AILA Blog

Jimenez Moreno v. Napolitano: Immigration Detainers Require a Warrant

10/11/16

shutterstock_407008447The interior enforcement agency of the Department of Homeland Security (DHS), Immigration and Customs Enforcement (ICE), employs various ways to co-opt state and local law enforcement to help it enforce the immigration laws. One of those tools, an immigration detainer, asks local law enforcement to hold the subject of the detainer for up to 48 hours so that ICE can take the person into immigration custody. The problem is that these detainers are issued without any regard for due process, and often without actually speaking with the subject of the detainer. Because of this, it is not surprising that ICE often gets it wrong.  For example:

Jose Jimenez Moreno, a 40-year-old United States citizen, was arrested in 2011 in Rockford, Illinois. Without ever interviewing or speaking to him, DHS issued an immigration detainer against him, and only canceled the detainer after a federal lawsuit was filed.

James Makowski became a U.S. citizen at age one, after being adopted by U.S. citizen parents; a detainer was issued against him while he was in a “boot camp” after a low-level drug offense. He spent months in a maximum security prison due to the detainer.

Nicholas Taylor-Jones provided an ICE official with a copy of his birth certificate from Springfield, Illinois.  ICE nonetheless lodged an immigration detainer against him. Mr. Taylor-Jones attempted multiple times to present  his U.S. birth certificate and other identifying documents to ICE, but ICE refused to lift the detainer until it was sued.

Maria Jose Lopez, a lawful permanent resident of the United States was issued a detainer even though her single conviction did not render her removable. Because of this, Ms. Lopez was refused placement in a halfway house and other benefits that would help her care for her children as she served her criminal sentence.

Groups like the National Immigrant Justice Center (NIJC) and the ACLU argue that detainers violate the Constitution because of a lack of proper procedures to make probable cause determinations before they are issued; the failure to notify individuals that detainers have been issued against them; and the lack of a means for individuals to challenge their extended detention.
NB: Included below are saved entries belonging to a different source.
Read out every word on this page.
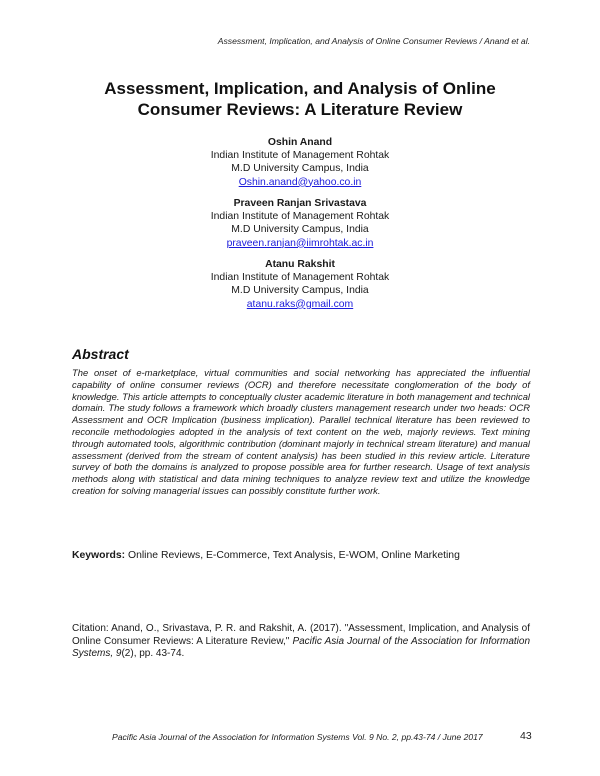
Assessment, Implication, and Analysis of Online Consumer Reviews / Anand et al.
Assessment, Implication, and Analysis of Online
Consumer Reviews: A Literature Review
Oshin Anand
Indian Institute of Management Rohtak
M.D University Campus, India
Oshin.anand@yahoo.co.in
Praveen Ranjan Srivastava
Indian Institute of Management Rohtak
M.D University Campus, India
praveen.ranjan@iimrohtak.ac.in
Atanu Rakshit
Indian Institute of Management Rohtak
M.D University Campus, India
atanu.raks@gmail.com
Abstract
The onset of e-marketplace, virtual communities and social networking has appreciated the influential capability of online consumer reviews (OCR) and therefore necessitate conglomeration of the body of knowledge. This article attempts to conceptually cluster academic literature in both management and technical domain. The study follows a framework which broadly clusters management research under two heads: OCR Assessment and OCR Implication (business implication). Parallel technical literature has been reviewed to reconcile methodologies adopted in the analysis of text content on the web, majorly reviews. Text mining through automated tools, algorithmic contribution (dominant majorly in technical stream literature) and manual assessment (derived from the stream of content analysis) has been studied in this review article. Literature survey of both the domains is analyzed to propose possible area for further research. Usage of text analysis methods along with statistical and data mining techniques to analyze review text and utilize the knowledge creation for solving managerial issues can possibly constitute further work.
Keywords: Online Reviews, E-Commerce, Text Analysis, E-WOM, Online Marketing
Citation: Anand, O., Srivastava, P. R. and Rakshit, A. (2017). "Assessment, Implication, and Analysis of Online Consumer Reviews: A Literature Review," Pacific Asia Journal of the Association for Information Systems, 9(2), pp. 43-74.
Pacific Asia Journal of the Association for Information Systems Vol. 9 No. 2, pp.43-74 / June 2017	43
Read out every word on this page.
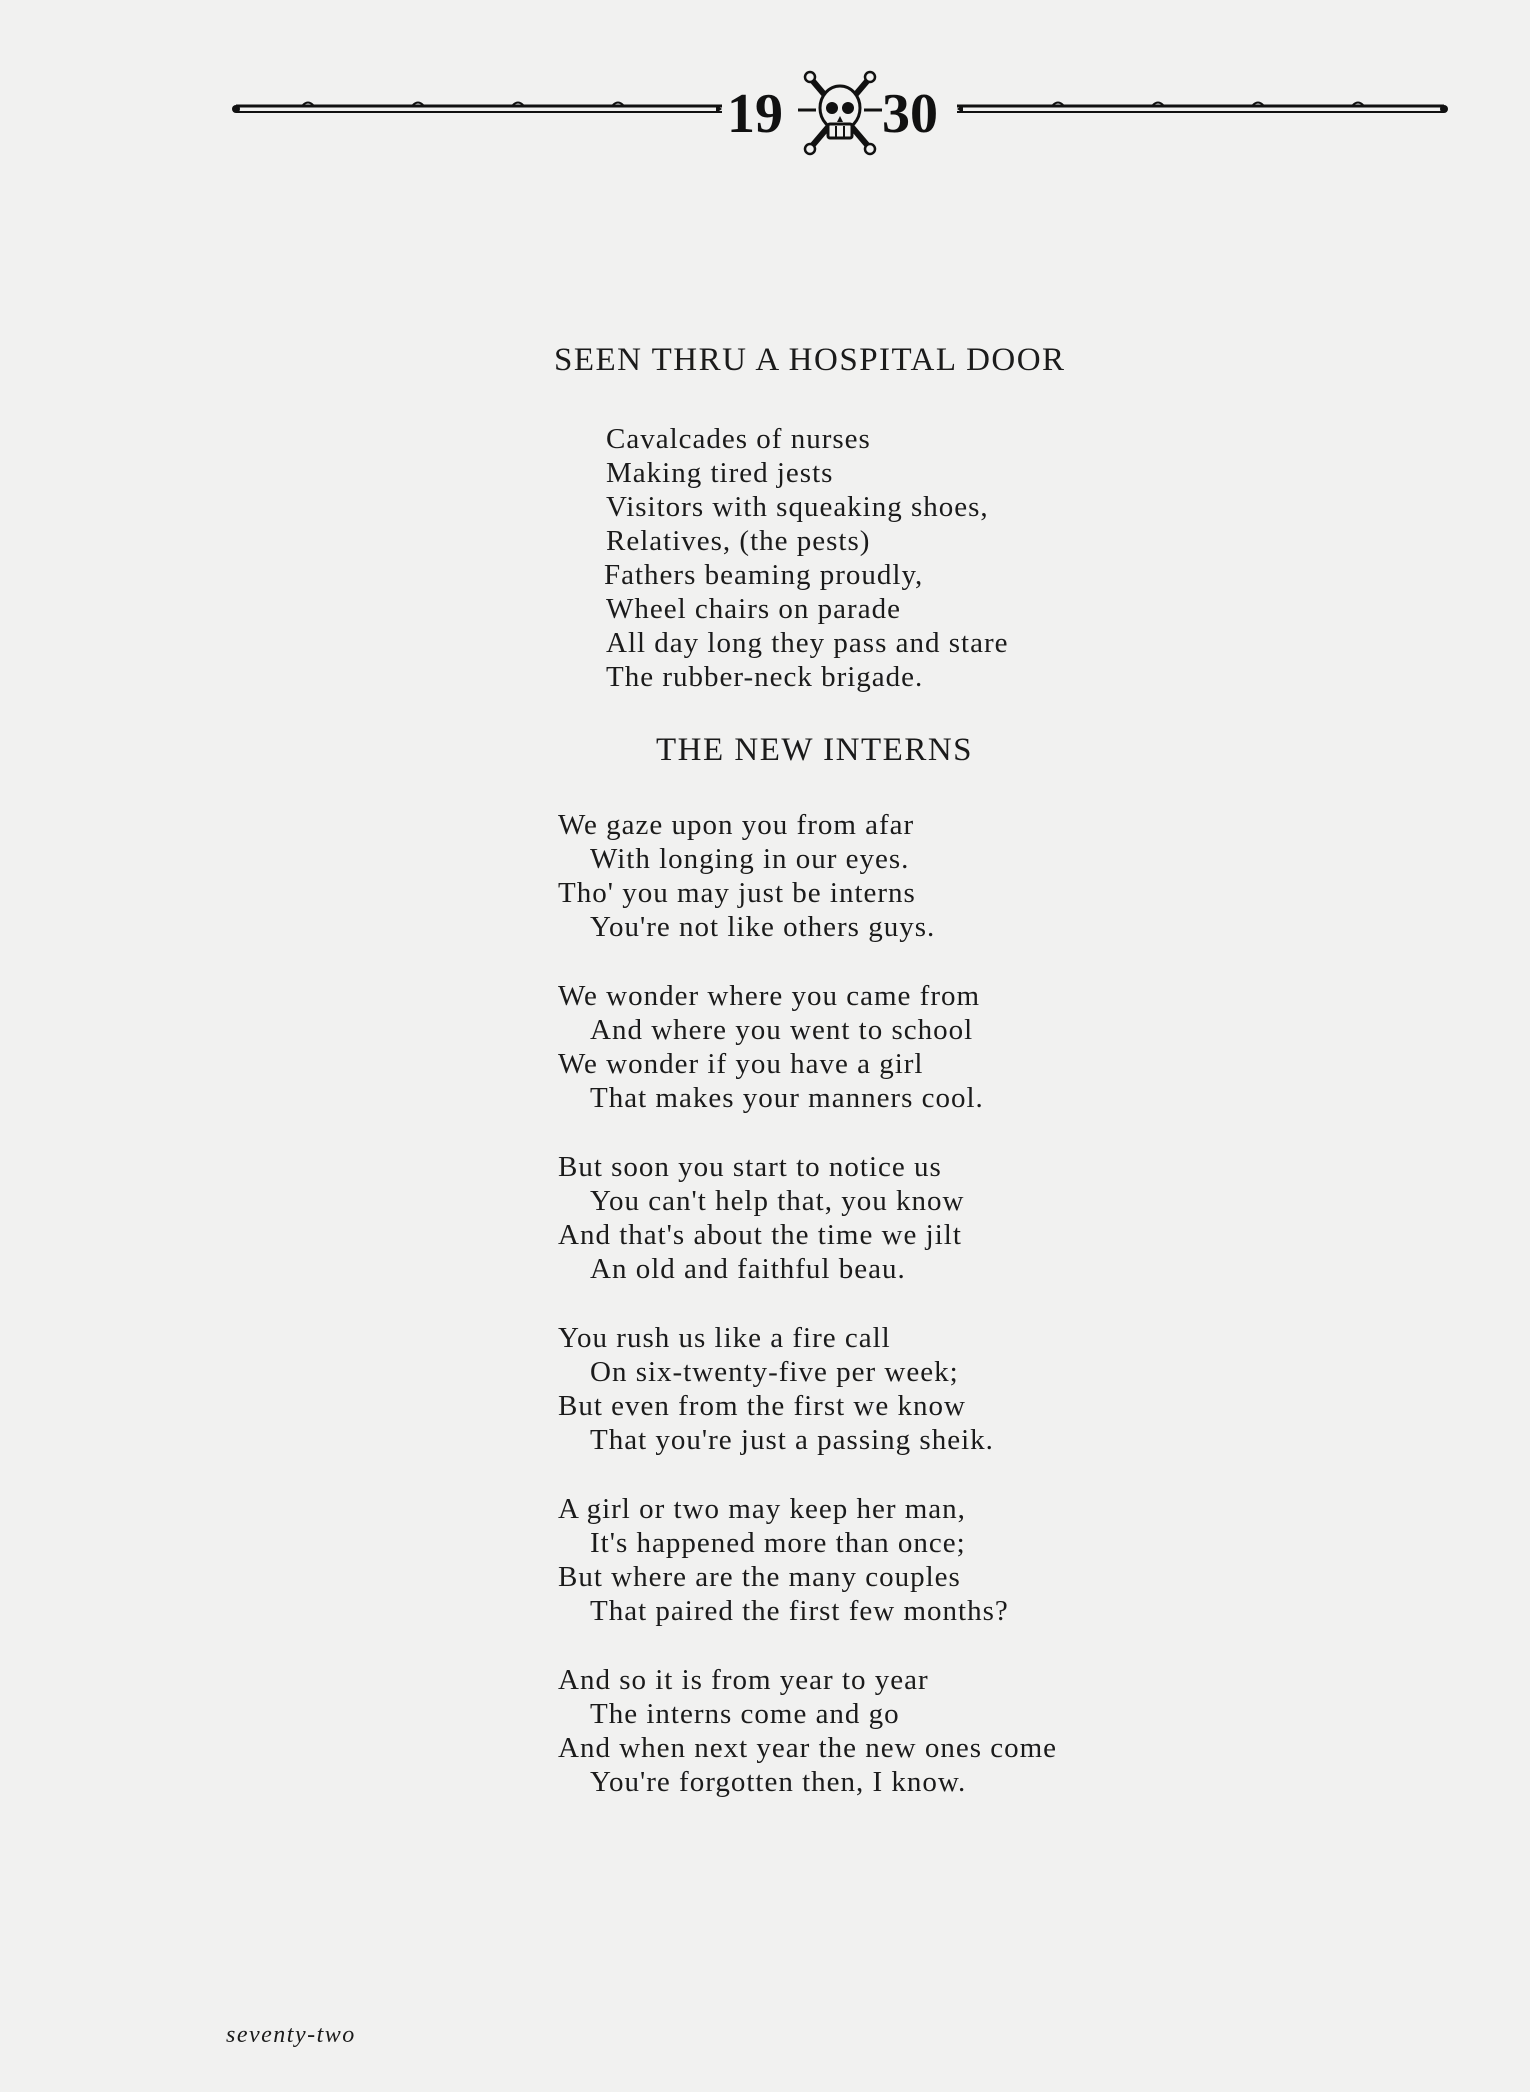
19 30
SEEN THRU A HOSPITAL DOOR
Cavalcades of nurses
Making tired jests
Visitors with squeaking shoes,
Relatives, (the pests)
Fathers beaming proudly,
Wheel chairs on parade
All day long they pass and stare
The rubber-neck brigade.
THE NEW INTERNS
We gaze upon you from afar
With longing in our eyes.
Tho' you may just be interns
You're not like others guys.
We wonder where you came from
And where you went to school
We wonder if you have a girl
That makes your manners cool.
But soon you start to notice us
You can't help that, you know
And that's about the time we jilt
An old and faithful beau.
You rush us like a fire call
On six-twenty-five per week;
But even from the first we know
That you're just a passing sheik.
A girl or two may keep her man,
It's happened more than once;
But where are the many couples
That paired the first few months?
And so it is from year to year
The interns come and go
And when next year the new ones come
You're forgotten then, I know.
seventy-two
But they also argue that DHS’s authority to issue a detainer can be no broader than its authority to detain someone within the scope of INA §287. Under §287, DHS can make a warrantless arrest only where it has reason to believe that the individual is a noncitizen subject to removal, and where it has reason to believe that the noncitizen will flee before they can obtain a warrant.

Mr. Jimenez Moreno and Ms. Lopez were named plaintiffs in a class action lawsuit filed in the Northern District of Illinois in 2011, represented by NIJC and the law firm of Winston & Strawn, appearing pro bono. Class certification was granted in 2014, and the case proceeded through discovery to summary judgment. Last week, the court issued its long-awaited decision,  and ruled in favor of the Plaintiffs on statutory grounds. In short, the court held that ICE’s policy of issuing detainers without regard to whether the subject would likely flee before a warrant could be obtained was unlawful. Ironically, though ICE has apparently taken the position that states and localities violate the immigration laws by not enforcing detainers, the court found that it was ICE that was acting illegally.

The court’s decision comes too late to help Mr. Jimenez Moreno and the thousands that came before him, but it will hopefully help those individuals, citizens and noncitizens alike, who would otherwise be subject to ICE’s unlawful detainers going forward.  ICE must heed the court’s decision and discontinue its current unlawful detainer practice of requesting local jurisdictions to hold individuals illegally.